Inquest on Bouvet is a curiosity – a Maigret novel in form and setting, but one from which the Inspector himself is absent. The plots concern the death of the title character, an old print collector who has lived quietly for twenty years in an apartment by the Seine. Over the course of the novel various characters emerge and we learn that Monsieur Bouvet is not who he appeared to be. The plot is formulaic and unconvincing – Bouvet it turns out was not only a fugitive murderer, but also the super-rich owner of a Congolese mine and a wartime spy – and there are tiresome passages of expository dialogue. Bouvet is a emblematic Simenon character: an outwardly unremarkable man with a hidden past or double life. Many Simenon protagonists disappear or long to disappear: Bouvet is a character who has done his disappearing earlier in life. In death, those from whom he has run away catch up with him.

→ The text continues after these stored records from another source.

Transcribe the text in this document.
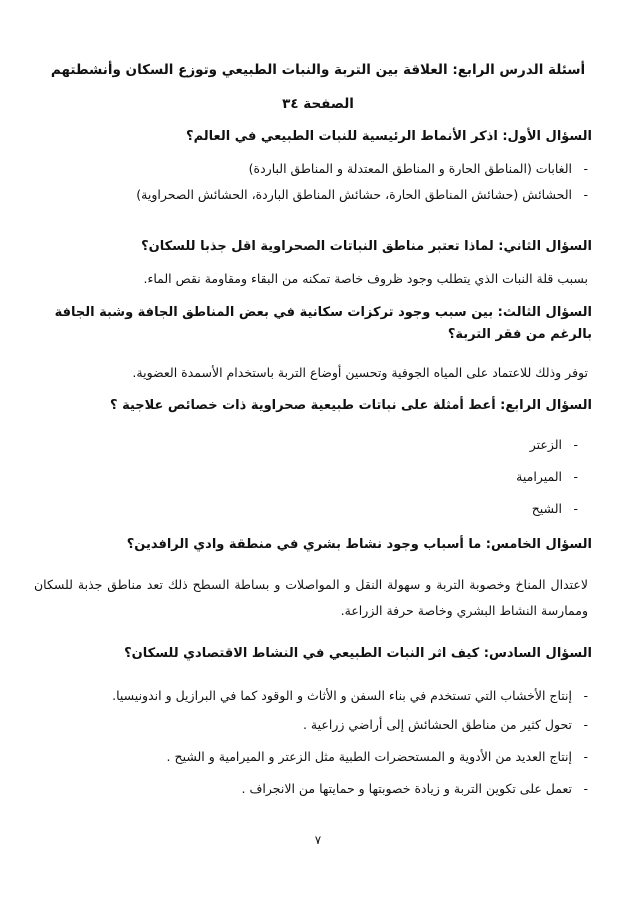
أسئلة الدرس الرابع: العلاقة بين التربة والنبات الطبيعي وتوزع السكان وأنشطتهم
الصفحة ٣٤
السؤال الأول: اذكر الأنماط الرئيسية للنبات الطبيعي في العالم؟
- الغابات (المناطق الحارة و المناطق المعتدلة و المناطق الباردة)
- الحشائش (حشائش المناطق الحارة، حشائش المناطق الباردة، الحشائش الصحراوية)
السؤال الثاني: لماذا تعتبر مناطق النباتات الصحراوية اقل جذبا للسكان؟
بسبب قلة النبات الذي يتطلب وجود ظروف خاصة تمكنه من البقاء ومقاومة نقص الماء.
السؤال الثالث: بين سبب وجود تركزات سكانية في بعض المناطق الجافة وشبة الجافة بالرغم من فقر التربة؟
توفر وذلك للاعتماد على المياه الجوفية وتحسين أوضاع التربة باستخدام الأسمدة العضوية.
السؤال الرابع: أعط أمثلة على نباتات طبيعية صحراوية ذات خصائص علاجية ؟
- الزعتر
- الميرامية
- الشيح
السؤال الخامس: ما أسباب وجود نشاط بشري في منطقة وادي الرافدين؟
لاعتدال المناخ وخصوبة التربة و سهولة النقل و المواصلات و بساطة السطح ذلك تعد مناطق جذبة للسكان وممارسة النشاط البشري وخاصة حرفة الزراعة.
السؤال السادس: كيف اثر النبات الطبيعي في النشاط الاقتصادي للسكان؟
- إنتاج الأخشاب التي تستخدم في بناء السفن و الأثاث و الوقود كما في البرازيل و اندونيسيا.
- تحول كثير من مناطق الحشائش إلى أراضي زراعية .
- إنتاج العديد من الأدوية و المستحضرات الطبية مثل الزعتر و الميرامية و الشيح .
- تعمل على تكوين التربة و زيادة خصوبتها و حمايتها من الانجراف .
٧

Aside from its status as a curiosity, the chief point of interest of Inquest on Bouvet is in its portrayal of the character of Madame Jeanne, the concierge in Bouvet’s apartment building. Madame Jeanne has a ne’er-do-well husband, who works nightshifts and drinks, but it is to Bouvet that she was devoted. It was she who brought the old man his meals and scrupulously cleaned his apartment and in death it falls to Madame Jeanne to arrange the wake. Over the course of the novel, as others take possession of Bouvet’s life, Madame Jeanne’s little world is violated. Of course, she bears this with dignity – it is not her place to assert her rights over those who have a greater claim to Bouvet under the law. But she remains the fulcrum, granting access to the apartment and, to those of whom she approves, providing a little information about the latter years of the dead man’s life. The novel ends with a depiction of the funeral cortège leaving the apartment block. Madame Jeanne defers to the arrivistes in the allocation of seats and ends up in the final carriage of the procession with a tramp to whom Bouvet gave money and a moon-faced former prostitute and former lover of Bouvet, Mademoiselle Blanche. On the way to the cemetery, the carriage is separated from the procession by a lorry ‘as if it weren’t part of the same funeral’.
The figure of the concierge is the very archetype of Simenon’s world: an onlooker, rather than a participant in life. While others come and go, the concierge is stationary. She observes, but is herself invisible. Life quite literally passes the concierge by. Over the course of this otherwise unremarkable novel, while other characters distract us with their histrionics and tedious revelations, Simenon gradually shifts the unassuming Madame Jeanne from the wings to centre stage.
A Note on the title
The original title was L’Enterrement de Monsieur Bouvet (The Burial of Monsieur Bouvet). The most obvious title for the book is The Death of Monsieur Bouvet, but in choosing ‘Burial’ over ‘Death’ our attention is directed not to the event which triggers the action of the novel on the opening page (Monsieur Bouvet drops dead in the street), but to the downbeat final three pages in which the funeral procession is organised. That Simenon’s British publishers dispensed with his title is not surprising. The Burial of Monsieur Bouvet is hardly appealing as a novel marketed as crime fiction. Instead ‘Inquest’ provides the promise of investigation and revelation and the dropping of the ‘Monsieur’ gives the title a more hard-boiled, pithy ring.